Her own eyes, as she passed these bushes, were fastened on the shed. But it seemed that someone else had discovered shelter here; for with a quick, half-guttural cry, like that of a startled animal, a small figure started up, close by her feet, and stood and edged away from her with an arm lifted as if to ward off a blow.
It was a small boy--a boy abominably ragged and with smears of blacking thick on his face, but for all that a good-looking child. Tilda gazed at him, and he gazed back, still without lowering his arm. He was trembling, too.
"Doctor Livingstone, I presume?" said Tilda, lifting the brim of her chip hat and quoting from one of Mr. Maggs's most effective dramatic sketches. But as the boy stared, not taking the allusion, she went on, almost in the same breath, "Is your name Arthur--Arthur Miles?"
It seemed that he did not hear. At any rate he still backed and edged away from her, with eyes distended--she had seen their like in the ring, in beautiful terrified horses, but never in human creatures.
--"Because, if you 're Arthur Miles, I got a message for you."
A tattered book lay on the turf at her feet. She picked it up and held it out to him. For a while he looked at her eyes, and from them to the book, unable to believe. Then, with a noise like a sob, he sprang and snatched it, and hid it with a hug in the breast of his coat.
"I got a message for you," repeated Tilda. "There's someone wants to see you, very bad."
"You go away!" said the boy sullenly. "You don't know. If he catches you, there's no chance."
Tilda had time in her distress to be astonished by his voice. It was pure, distinct, with the tone of a sphere not hers. Yet she recognised it. She had heard celestial beings--ladies and gentlemen in Maggs's three-shilling seats--talk in voices like this boy's.
"I've took a 'eap o' trouble to find yer," she said. "An' now I've done it, all depends on our gettin' out o' this. Ain't there no way? Do try to think a bit!"
The boy shook his head.
"There isn't any way. You let me alone, and clear."
"He can't do worse'n kill us," said Tilda desperately, with a look back at the house. "S'help me, let's try!"
But her spirit quailed.
"He won't kill you. He'll catch you, and keep you here for ever and ever."
"We'll try, all the same."
Tilda shut her teeth and held out a hand--or rather, was beginning to extend it--when a sound arrested her. It came from the door of the glass-house, and as she glanced towards it her heart leapt and stood still.
Yes, it was 'Dolph, dirty, begrimed with coal; 'Dolph fawning towards her, cringing almost on his belly, but wagging his stump of a tail ecstatically. Tilda dashed upon him.

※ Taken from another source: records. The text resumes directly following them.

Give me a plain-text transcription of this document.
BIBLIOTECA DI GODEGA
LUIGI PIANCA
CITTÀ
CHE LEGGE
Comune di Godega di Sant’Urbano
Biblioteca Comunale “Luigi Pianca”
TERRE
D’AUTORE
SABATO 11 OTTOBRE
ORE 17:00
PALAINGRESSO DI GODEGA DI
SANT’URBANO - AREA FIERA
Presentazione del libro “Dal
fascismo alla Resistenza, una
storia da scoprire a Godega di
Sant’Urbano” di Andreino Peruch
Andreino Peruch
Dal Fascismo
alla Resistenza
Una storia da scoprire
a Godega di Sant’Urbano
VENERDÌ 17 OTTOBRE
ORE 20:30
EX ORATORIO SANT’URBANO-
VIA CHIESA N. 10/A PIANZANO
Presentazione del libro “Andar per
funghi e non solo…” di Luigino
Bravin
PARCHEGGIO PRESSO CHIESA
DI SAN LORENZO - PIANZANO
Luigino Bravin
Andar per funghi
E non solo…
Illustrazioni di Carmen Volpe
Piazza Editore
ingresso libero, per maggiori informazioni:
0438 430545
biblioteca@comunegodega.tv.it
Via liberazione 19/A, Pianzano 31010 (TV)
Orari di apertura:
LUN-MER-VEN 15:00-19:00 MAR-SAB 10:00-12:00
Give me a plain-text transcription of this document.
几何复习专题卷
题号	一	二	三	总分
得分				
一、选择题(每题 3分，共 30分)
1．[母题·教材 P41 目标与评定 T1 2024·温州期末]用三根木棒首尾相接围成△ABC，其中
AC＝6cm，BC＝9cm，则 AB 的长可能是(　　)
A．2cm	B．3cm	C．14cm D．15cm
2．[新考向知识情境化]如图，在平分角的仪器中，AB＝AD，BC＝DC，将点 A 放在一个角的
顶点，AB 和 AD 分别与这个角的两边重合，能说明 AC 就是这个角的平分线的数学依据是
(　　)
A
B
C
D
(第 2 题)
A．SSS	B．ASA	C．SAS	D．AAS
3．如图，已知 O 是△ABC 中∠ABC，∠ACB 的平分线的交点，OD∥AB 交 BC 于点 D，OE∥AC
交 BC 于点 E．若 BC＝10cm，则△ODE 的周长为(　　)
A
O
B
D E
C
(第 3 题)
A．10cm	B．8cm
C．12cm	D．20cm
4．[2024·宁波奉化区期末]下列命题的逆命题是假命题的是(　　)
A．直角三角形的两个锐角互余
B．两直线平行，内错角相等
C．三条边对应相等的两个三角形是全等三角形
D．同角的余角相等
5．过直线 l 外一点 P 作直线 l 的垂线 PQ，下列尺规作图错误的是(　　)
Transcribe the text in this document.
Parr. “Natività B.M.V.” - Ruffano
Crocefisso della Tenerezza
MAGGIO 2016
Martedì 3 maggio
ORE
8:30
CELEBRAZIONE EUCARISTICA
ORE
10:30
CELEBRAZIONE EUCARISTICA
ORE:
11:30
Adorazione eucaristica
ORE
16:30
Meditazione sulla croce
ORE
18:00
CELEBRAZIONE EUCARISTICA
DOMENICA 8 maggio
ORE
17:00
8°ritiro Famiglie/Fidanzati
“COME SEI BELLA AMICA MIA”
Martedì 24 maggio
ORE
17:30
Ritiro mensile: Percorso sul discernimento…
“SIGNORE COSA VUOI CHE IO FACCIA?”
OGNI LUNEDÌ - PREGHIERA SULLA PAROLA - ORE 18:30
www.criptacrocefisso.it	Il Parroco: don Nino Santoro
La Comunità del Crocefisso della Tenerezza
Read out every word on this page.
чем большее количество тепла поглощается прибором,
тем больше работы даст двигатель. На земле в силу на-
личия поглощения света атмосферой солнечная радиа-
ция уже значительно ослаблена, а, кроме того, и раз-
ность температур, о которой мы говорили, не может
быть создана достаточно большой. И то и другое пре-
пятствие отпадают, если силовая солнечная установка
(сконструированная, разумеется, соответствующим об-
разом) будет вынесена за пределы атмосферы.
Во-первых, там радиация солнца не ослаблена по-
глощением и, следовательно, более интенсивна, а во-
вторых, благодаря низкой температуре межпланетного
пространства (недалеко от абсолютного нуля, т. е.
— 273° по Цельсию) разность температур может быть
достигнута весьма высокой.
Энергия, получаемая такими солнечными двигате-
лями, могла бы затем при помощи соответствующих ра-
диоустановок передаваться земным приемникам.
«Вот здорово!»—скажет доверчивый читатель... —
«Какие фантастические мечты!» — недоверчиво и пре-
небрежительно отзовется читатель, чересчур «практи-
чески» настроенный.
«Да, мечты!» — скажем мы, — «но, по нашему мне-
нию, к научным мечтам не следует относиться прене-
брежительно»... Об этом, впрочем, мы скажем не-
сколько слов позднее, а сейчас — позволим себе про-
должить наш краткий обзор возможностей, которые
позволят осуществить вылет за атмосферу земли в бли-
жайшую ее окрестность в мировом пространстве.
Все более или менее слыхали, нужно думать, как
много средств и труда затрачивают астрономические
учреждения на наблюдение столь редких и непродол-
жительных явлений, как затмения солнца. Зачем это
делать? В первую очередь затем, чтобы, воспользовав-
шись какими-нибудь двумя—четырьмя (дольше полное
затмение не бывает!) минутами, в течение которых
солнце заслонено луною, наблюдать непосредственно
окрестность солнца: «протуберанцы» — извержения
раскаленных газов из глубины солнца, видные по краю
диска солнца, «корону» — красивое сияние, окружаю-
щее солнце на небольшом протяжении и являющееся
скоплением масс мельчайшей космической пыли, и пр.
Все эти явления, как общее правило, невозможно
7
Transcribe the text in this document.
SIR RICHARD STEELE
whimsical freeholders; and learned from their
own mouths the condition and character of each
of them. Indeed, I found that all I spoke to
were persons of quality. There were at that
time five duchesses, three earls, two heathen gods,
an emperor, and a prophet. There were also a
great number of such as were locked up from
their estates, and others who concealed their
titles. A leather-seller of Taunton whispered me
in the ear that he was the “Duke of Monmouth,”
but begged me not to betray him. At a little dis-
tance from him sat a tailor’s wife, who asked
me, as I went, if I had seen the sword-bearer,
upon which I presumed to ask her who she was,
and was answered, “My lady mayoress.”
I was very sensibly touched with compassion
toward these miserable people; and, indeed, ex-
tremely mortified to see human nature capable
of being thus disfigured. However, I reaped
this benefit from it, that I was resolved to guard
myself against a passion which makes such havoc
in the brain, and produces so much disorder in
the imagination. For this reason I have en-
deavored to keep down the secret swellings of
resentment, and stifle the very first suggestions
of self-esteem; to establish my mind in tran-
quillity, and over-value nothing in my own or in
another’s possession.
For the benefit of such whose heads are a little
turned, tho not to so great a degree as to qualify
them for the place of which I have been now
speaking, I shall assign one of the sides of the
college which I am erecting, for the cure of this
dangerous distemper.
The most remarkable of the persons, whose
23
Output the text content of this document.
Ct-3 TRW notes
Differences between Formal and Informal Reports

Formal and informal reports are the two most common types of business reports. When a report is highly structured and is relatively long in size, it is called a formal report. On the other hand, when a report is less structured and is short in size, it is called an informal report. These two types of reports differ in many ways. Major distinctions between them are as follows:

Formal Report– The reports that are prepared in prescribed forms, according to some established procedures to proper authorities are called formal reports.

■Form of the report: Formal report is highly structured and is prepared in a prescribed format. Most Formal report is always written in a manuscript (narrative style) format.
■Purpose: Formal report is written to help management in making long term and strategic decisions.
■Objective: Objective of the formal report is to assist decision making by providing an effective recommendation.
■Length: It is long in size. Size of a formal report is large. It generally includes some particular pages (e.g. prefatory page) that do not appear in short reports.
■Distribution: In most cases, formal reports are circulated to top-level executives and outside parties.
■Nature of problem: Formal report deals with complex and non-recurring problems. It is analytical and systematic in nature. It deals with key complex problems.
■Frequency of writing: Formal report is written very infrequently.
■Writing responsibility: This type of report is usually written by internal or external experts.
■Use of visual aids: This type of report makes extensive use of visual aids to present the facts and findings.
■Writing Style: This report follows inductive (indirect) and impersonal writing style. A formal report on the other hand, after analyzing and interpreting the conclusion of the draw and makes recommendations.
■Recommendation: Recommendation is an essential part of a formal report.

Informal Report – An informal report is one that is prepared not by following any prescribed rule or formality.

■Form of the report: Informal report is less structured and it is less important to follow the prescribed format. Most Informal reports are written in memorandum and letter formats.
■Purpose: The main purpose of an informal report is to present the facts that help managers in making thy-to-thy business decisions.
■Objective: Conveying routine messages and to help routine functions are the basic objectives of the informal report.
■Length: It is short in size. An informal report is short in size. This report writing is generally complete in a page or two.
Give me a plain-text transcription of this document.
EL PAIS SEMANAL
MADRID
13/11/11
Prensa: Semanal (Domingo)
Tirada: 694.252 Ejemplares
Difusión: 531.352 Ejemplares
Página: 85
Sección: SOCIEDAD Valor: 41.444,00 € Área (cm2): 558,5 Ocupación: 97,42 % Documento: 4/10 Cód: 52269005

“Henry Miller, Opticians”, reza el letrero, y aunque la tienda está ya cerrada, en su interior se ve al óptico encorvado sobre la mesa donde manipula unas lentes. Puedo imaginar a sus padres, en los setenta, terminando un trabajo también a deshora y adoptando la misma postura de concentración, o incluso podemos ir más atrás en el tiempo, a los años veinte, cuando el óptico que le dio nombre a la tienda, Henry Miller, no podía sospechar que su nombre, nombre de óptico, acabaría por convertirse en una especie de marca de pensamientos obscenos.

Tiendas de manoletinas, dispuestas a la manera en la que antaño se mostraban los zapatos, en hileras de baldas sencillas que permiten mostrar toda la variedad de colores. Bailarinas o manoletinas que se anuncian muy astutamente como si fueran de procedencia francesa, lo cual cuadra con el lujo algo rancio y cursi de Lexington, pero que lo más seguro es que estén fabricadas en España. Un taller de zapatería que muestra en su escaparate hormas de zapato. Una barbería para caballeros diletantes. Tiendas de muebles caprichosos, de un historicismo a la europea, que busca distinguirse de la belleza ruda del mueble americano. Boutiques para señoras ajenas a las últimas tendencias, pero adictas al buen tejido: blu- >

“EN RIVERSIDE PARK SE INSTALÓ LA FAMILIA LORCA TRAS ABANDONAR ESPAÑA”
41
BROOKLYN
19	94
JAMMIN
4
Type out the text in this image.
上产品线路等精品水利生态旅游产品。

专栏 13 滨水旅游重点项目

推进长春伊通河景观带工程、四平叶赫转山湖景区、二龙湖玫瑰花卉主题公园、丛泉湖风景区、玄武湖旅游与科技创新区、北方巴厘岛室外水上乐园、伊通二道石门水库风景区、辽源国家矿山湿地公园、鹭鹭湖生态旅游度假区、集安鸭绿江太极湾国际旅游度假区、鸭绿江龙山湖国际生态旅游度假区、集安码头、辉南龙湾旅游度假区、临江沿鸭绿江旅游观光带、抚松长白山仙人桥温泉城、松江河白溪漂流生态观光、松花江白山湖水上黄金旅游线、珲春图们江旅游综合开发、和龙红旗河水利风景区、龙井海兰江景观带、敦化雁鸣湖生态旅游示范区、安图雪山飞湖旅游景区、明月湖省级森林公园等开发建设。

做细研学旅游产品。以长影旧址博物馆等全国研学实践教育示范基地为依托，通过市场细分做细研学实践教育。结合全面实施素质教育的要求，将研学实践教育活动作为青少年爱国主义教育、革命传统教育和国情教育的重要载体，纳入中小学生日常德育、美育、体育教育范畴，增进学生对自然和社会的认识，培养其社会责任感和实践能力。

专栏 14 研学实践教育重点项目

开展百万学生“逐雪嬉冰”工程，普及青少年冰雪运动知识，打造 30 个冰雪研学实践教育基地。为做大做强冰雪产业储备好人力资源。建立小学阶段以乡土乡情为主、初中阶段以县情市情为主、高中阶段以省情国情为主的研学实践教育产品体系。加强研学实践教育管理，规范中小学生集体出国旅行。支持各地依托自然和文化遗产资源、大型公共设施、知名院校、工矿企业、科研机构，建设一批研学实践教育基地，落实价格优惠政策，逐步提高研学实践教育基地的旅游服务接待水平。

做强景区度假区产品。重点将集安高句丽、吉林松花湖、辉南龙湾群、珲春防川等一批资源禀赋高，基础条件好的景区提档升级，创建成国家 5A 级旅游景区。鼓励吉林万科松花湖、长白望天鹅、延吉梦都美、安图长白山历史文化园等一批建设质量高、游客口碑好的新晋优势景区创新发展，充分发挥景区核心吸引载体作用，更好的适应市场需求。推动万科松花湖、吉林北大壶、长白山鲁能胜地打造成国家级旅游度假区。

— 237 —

The dog strangled down a bark, and ran back to the glass-house, but paused in the doorway a moment to make sure that she was following. It was all right. Tilda had caught the boy's hand, and was dragging him along. 'Dolph led them through the glass-house and down a flight of four steps to the broken door of a furnace-room. They pushed after him. Behind the furnace a second doorway opened upon a small coal-cellar, through the ceiling of which, in the right-hand corner, poured a circular ray of light. The ray travelled down a moraine of broken coal, so broad at the base that it covered the whole cellar floor, but narrowing upwards and towards the manhole through which the daylight shone.
Down through the manhole, too--O bliss!--came the sound of a man's whistle.
"Ph'ut! Phee-ee--uht! Darn that fool of a dog! Ph'w--"
"For the Lord's sake!" called Tilda, pushing the boy up the coal-shute ahead of her and panting painfully as her feet sank and slid in the black pile.
"Eh? . . . Hullo!" A man's face peered down, shutting off the daylight. "Well, in all my born days--"
He reached down a hand.
"The boy first," gasped Tilda, "--and quick!"